Global motion signals from the retina are integrated to arrive at a 2 dimensional global motion signal; however, it is unclear how 3D global motion is formed. The Aperture Problem occurs because each receptive field in the visual system covers only a small piece of the visual world, which leads to ambiguities in perception. The aperture problem refers to the problem of a moving contour that, when observed locally, is consistent with different possibilities of motion. This ambiguity is geometric in origin - motion parallel to the contour cannot be detected, as changes to this component of the motion do not change the images observed through the aperture. The only component that can be measured is the velocity orthogonal to the contour orientation; for that reason, the velocity of the movement could be anything from the family of motions along a line in velocity space. This aperture problem is not only observed in straight contours, but also in smoothly curved ones, since they are approximately straight when observed locally. Although the mechanisms to solve the Aperture Problem are still unknown, there exist some hypothesis on how it could be solved. For example, it could be possible to resolve this problem by combining information across space or from different contours of the same object.

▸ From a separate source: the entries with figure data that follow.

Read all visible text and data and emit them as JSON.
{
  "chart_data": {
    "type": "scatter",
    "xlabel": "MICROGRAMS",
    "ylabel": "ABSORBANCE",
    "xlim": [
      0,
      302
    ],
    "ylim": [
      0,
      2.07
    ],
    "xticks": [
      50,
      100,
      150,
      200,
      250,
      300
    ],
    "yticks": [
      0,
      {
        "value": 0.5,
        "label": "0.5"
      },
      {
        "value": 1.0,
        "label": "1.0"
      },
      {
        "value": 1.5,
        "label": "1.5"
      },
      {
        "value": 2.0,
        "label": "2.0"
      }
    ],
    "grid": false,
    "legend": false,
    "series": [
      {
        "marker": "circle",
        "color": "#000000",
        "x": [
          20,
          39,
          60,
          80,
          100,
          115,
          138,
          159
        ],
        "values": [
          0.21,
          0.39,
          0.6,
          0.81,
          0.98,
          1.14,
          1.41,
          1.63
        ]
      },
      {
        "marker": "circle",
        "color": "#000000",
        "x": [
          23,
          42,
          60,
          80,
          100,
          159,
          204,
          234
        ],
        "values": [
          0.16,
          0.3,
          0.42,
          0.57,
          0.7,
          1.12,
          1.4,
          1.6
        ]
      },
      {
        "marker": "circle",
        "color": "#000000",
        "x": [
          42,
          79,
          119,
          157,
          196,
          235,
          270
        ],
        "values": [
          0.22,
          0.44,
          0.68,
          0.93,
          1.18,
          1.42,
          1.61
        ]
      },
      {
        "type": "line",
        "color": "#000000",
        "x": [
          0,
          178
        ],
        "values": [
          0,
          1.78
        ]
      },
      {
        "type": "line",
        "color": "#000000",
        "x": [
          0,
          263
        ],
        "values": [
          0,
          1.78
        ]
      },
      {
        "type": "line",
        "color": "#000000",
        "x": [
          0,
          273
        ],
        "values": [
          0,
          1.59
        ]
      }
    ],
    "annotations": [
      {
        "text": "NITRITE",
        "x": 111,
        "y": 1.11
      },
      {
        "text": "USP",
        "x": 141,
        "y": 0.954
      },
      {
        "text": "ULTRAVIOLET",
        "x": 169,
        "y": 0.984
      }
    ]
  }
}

In this chapter, we introduced Motion Perception and the mechanisms by which our visual system detects motion. Motion Illusions showed how Motion signals can be misleading, and consequently lead to incorrect conclusions about motion. It is important to remember that Motion Perception and Motion Analysis are not the same. Motion Sensors and Feature trackers complement each other to make the visual system perceive motion.
Motion Perception is complex, and it is still an open area of research. This chapter describes models about the way that Motion Sensors function, and hypotheses about Feature trackers characteristics; however, more experiments are necessary to learn about the characteristics of these mechanisms and be able to construct models that resemble the actual processes of the visual system more accurately.
The variety of mechanisms of motion analysis and motion perception described in this chapter, as well as the sophistication of the artificial models designed to describe them demonstrate that there is much complexity in the way in which the cortex processes signals from the outside environment. Thousands of specialized neurons integrate and interpret pieces of local signals to form global images of moving objects in our brain. Understanding that so many actors and processes in our bodies must work in concert to perceive motion makes our ability to it all the more remarkable that we as humans are able to do it with such ease.